AMC uses theaters to help restructure billions in debt
AMC Entertainment Holdings Inc. said it reached a sweeping restructuring deal with creditors that will let it delay repayment of more than $1.6 billion of debt for several years, buying it time to execute a turnaround.
The world’s largest movie theater chain reached an agreement that calls for swapping $1.2 billion of term loans due 2026 for new loans due three years later and undertaking a similar swap with $500 million of junior notes, according to a company statement. Exchangeable notes could also be swapped for stock, and some additional 2026 debt may be pushed out to 2029.
It’s a major milestone for AMC, which has been fighting against $4.5 billion of long-term borrowings as theater attendance remains below pre-pandemic levels. Chief Executive Officer Adam Aron said the deal makes AMC “ever more confident in the future of our business.”
AMC moved 175 theaters and related intellectual property out of the reach of some creditors as part of the transaction, according to regulatory filings. The maneuver enables the company to exchange existing debt for new obligations backed by the shifted assets, the filings show.

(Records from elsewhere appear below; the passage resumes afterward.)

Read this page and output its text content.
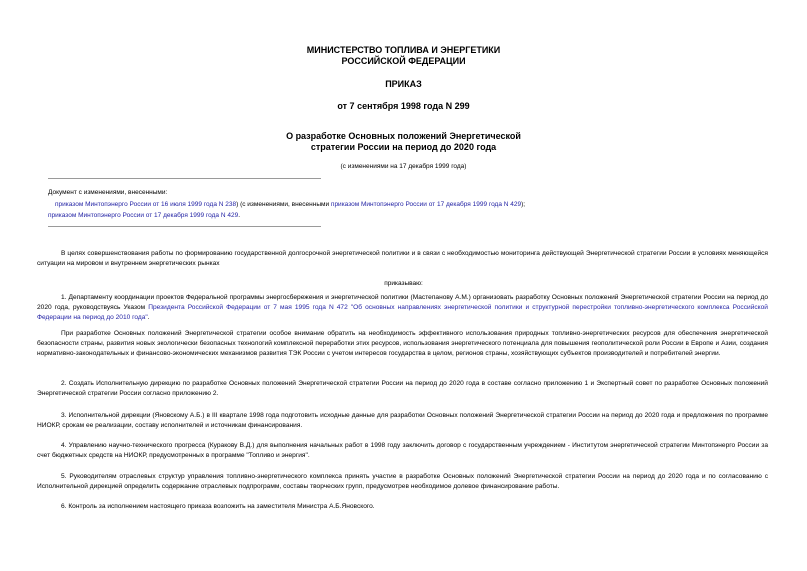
МИНИСТЕРСТВО ТОПЛИВА И ЭНЕРГЕТИКИ
РОССИЙСКОЙ ФЕДЕРАЦИИ
ПРИКАЗ
от 7 сентября 1998 года N 299
О разработке Основных положений Энергетической
стратегии России на период до 2020 года
(с изменениями на 17 декабря 1999 года)
Документ с изменениями, внесенными:
приказом Минтопэнерго России от 16 июля 1999 года N 238) (с изменениями, внесенными приказом Минтопэнерго России от 17 декабря 1999 года N 429);
приказом Минтопэнерго России от 17 декабря 1999 года N 429.
В целях совершенствования работы по формированию государственной долгосрочной энергетической политики и в связи с необходимостью мониторинга действующей Энергетической стратегии России в условиях меняющейся ситуации на мировом и внутреннем энергетических рынках
приказываю:
1. Департаменту координации проектов Федеральной программы энергосбережения и энергетической политики (Мастепанову А.М.) организовать разработку Основных положений Энергетической стратегии России на период до 2020 года, руководствуясь Указом Президента Российской Федерации от 7 мая 1995 года N 472 "Об основных направлениях энергетической политики и структурной перестройки топливно-энергетического комплекса Российской Федерации на период до 2010 года".
При разработке Основных положений Энергетической стратегии особое внимание обратить на необходимость эффективного использования природных топливно-энергетических ресурсов для обеспечения энергетической безопасности страны, развития новых экологически безопасных технологий комплексной переработки этих ресурсов, использования энергетического потенциала для повышения геополитической роли России в Европе и Азии, создания нормативно-законодательных и финансово-экономических механизмов развития ТЭК России с учетом интересов государства в целом, регионов страны, хозяйствующих субъектов производителей и потребителей энергии.
2. Создать Исполнительную дирекцию по разработке Основных положений Энергетической стратегии России на период до 2020 года в составе согласно приложению 1 и Экспертный совет по разработке Основных положений Энергетической стратегии России согласно приложению 2.
3. Исполнительной дирекции (Яновскому А.Б.) в III квартале 1998 года подготовить исходные данные для разработки Основных положений Энергетической стратегии России на период до 2020 года и предложения по программе НИОКР, срокам ее реализации, составу исполнителей и источникам финансирования.
4. Управлению научно-технического прогресса (Куракову В.Д.) для выполнения начальных работ в 1998 году заключить договор с государственным учреждением - Институтом энергетической стратегии Минтопэнерго России за счет бюджетных средств на НИОКР, предусмотренных в программе "Топливо и энергия".
5. Руководителям отраслевых структур управления топливно-энергетического комплекса принять участие в разработке Основных положений Энергетической стратегии России на период до 2020 года и по согласованию с Исполнительной дирекцией определить содержание отраслевых подпрограмм, составы творческих групп, предусмотрев необходимое долевое финансирование работы.
6. Контроль за исполнением настоящего приказа возложить на заместителя Министра А.Б.Яновского.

A representative with AMC declined to comment on the additional details of the swap.
AMC as of March 31 had more than $2.8 billion of maturities due in 2026, according to regulatory filings, including a $1.9 billion term loan and nearly $1 billion of second-lien notes.It has been chipping away at its maturities through other swaps and buybacks. The company recently capitalized on a brief meme stock frenzy to reduce its debt, a playbook it has before used to help shore up liquidity.